Figure 1.

GEF-H1/RhoA pathway was activated in the renal tissue of NPHP1^KO mice and NPHP1^KD HK2 cells. (A–C): The expression of GEF-H1 was increased in the kidneys of NPHP1^KO mice compared with the wild-type (WT) mice by Western blot (A) and densitometry analysis (B,C), (n = 6 mice/group).
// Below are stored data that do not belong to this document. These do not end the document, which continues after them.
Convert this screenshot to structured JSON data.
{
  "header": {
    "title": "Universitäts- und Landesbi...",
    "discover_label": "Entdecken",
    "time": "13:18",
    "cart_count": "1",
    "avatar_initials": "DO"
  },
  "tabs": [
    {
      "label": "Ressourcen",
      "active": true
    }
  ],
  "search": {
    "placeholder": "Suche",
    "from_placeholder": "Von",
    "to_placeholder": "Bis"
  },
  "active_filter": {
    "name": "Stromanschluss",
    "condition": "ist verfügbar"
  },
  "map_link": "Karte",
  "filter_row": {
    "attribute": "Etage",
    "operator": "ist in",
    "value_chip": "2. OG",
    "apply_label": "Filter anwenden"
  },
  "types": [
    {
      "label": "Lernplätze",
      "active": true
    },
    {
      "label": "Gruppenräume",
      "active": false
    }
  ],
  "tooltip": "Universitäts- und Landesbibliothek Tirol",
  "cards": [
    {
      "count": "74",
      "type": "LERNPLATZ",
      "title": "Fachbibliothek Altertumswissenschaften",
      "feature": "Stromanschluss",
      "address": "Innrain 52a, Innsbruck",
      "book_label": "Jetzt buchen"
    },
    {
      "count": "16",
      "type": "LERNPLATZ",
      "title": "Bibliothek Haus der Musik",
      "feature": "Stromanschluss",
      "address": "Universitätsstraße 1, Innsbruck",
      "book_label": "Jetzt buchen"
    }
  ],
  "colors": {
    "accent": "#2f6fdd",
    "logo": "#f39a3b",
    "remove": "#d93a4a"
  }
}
Nephrocystin-1 was the protein encoded by NPHP1 gene. (D): Intracellular spatial distribution of microtubules and GEF-H1 in WT and NPHP1^KO mice; In NPHP1^KO mice, GEF-H1 was more concentrated on the luminal side of the tubules (red), but the expression and intracellular distribution of microtubules remained unchanged (green) (Immunofluorescence, scale bar: 5 μm). (E): Pearson’s correlation coefficients showing the degree of colocalization of microtubules and GEF-H1 under different conditions (n = 6 mice/group). (F,G): GTP-RhoA were significantly upregulated in the kidney tissue of NPHP1^KO mice (F): Western blot, (G): Densitometry analysis, (n = 6 mice/group). (H–J): The expression of GEF-H1 was increased in NPHP1^KD HK2 cells (shNPHP1) compared with control cells (shNC) (H): Western blot, (I,J): Densitometry analysis, (n = 3). (K–L): GTP-RhoA was significantly upregulated in NPHP1^KD HK2 cells (shNPHP1) (K): Western blot, (L): Densitometry analysis, n = 3). Data represent the mean ± SEM. ** p < 0.01; *** p < 0.001; **** p < 0.0001; ns, no significance.